Channel-Aware Conditional Diffusion Model for Secure MU-MISO Communications
Tong Hui, Xiao Tang, Yichen Wang, Qinghe Du, Dusit Niyato, Zhu Han
TL;DR
The work targets physical-layer security in MU-MISO by maximizing the sum secrecy rate $R_{sum}^{sec} = \sum_k R_k^{sec}$ with $R_k^{sec} = (R_k - \max_l R_{l,k}^{e})^+$, where $R_k = \log_2\left(1 + \dfrac{|h_k^H w_k|^2}{\sum_{i \neq k} |h_k^H w_i|^2 + \sum_j |h_k^H v_j|^2 + \sigma_0^2 / P}\right)$ and $R_{l,k}^{e} = \log_2\left(1 + \dfrac{|h_{E,l}^H w_k|^2}{\sum_{i \neq k} |h_{E,l}^H w_i|^2 + \sum_j |h_{E,l}^H v_j|^2 + \sigma_0^2 / P}\right)$. The proposed channel-aware conditional diffusion model learns $P(\mathbf{u}|\mathbf{h})$ using a denoising U‑Net with CSI-embedded conditioning, enabling fast sampling of multiple high-quality beamforming and AN vectors via DDIM. Training combines a diffusion-learning stage with a mean-squared-error loss on predicted noise and a subsequent fine-tuning stage that optimizes the sum secrecy rate with a power-constraint penalty, producing the CDM-F variant.

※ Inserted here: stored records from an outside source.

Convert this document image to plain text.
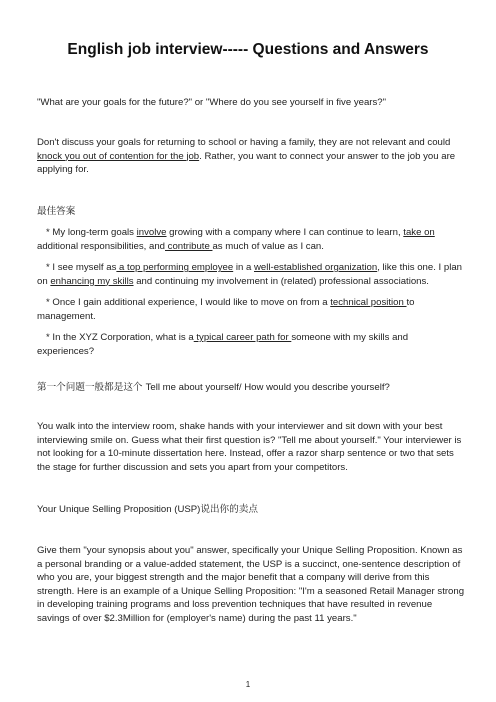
English job interview----- Questions and Answers
"What are your goals for the future?" or "Where do you see yourself in five years?"
Don't discuss your goals for returning to school or having a family, they are not relevant and could knock you out of contention for the job. Rather, you want to connect your answer to the job you are applying for.
最佳答案
* My long-term goals involve growing with a company where I can continue to learn, take on additional responsibilities, and contribute as much of value as I can.
* I see myself as a top performing employee in a well-established organization, like this one. I plan on enhancing my skills and continuing my involvement in (related) professional associations.
* Once I gain additional experience, I would like to move on from a technical position to management.
* In the XYZ Corporation, what is a typical career path for someone with my skills and experiences?
第一个问题一般都是这个 Tell me about yourself/ How would you describe yourself?
You walk into the interview room, shake hands with your interviewer and sit down with your best interviewing smile on. Guess what their first question is? "Tell me about yourself." Your interviewer is not looking for a 10-minute dissertation here. Instead, offer a razor sharp sentence or two that sets the stage for further discussion and sets you apart from your competitors.
Your Unique Selling Proposition (USP)说出你的卖点
Give them "your synopsis about you" answer, specifically your Unique Selling Proposition. Known as a personal branding or a value-added statement, the USP is a succinct, one-sentence description of who you are, your biggest strength and the major benefit that a company will derive from this strength. Here is an example of a Unique Selling Proposition: "I'm a seasoned Retail Manager strong in developing training programs and loss prevention techniques that have resulted in revenue savings of over $2.3Million for (employer's name) during the past 11 years."
1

Empirical results show that CDM and CDM-F outperform traditional optimization (OPT) and fixed-AN baselines (RZF-NS) across varying user/eavesdropper configurations and noise levels, demonstrating robustness and potential for real-time physical-layer security in dynamic networks.
Abstract
While information securityis a fundamental requirement for wireless communications, conventional optimization based approaches often struggle with real-time implementation, and deep models, typically discriminative in nature, may lack the ability to cope with unforeseen scenarios. To address this challenge, this paper investigates the design of legitimate beamforming and artificial noise (AN) to achieve physical layer security by exploiting the conditional diffusion model. Specifically, we reformulate the security optimization as a conditional generative process, using a diffusion model to learn the inherent distribution of near-optimal joint beamforming and AN strategies. We employ a U-Net architecture with cross-attention to integrate channel state information, as the basis for the generative process. Moreover, we fine-tune the trained model using an objective incorporating the sum secrecy rate such that the security performance is further enhanced. Finally, simulation results validate the learning process convergence and demonstrate that the proposed generative method achieves superior secrecy performance across various scenarios as compared with the baselines.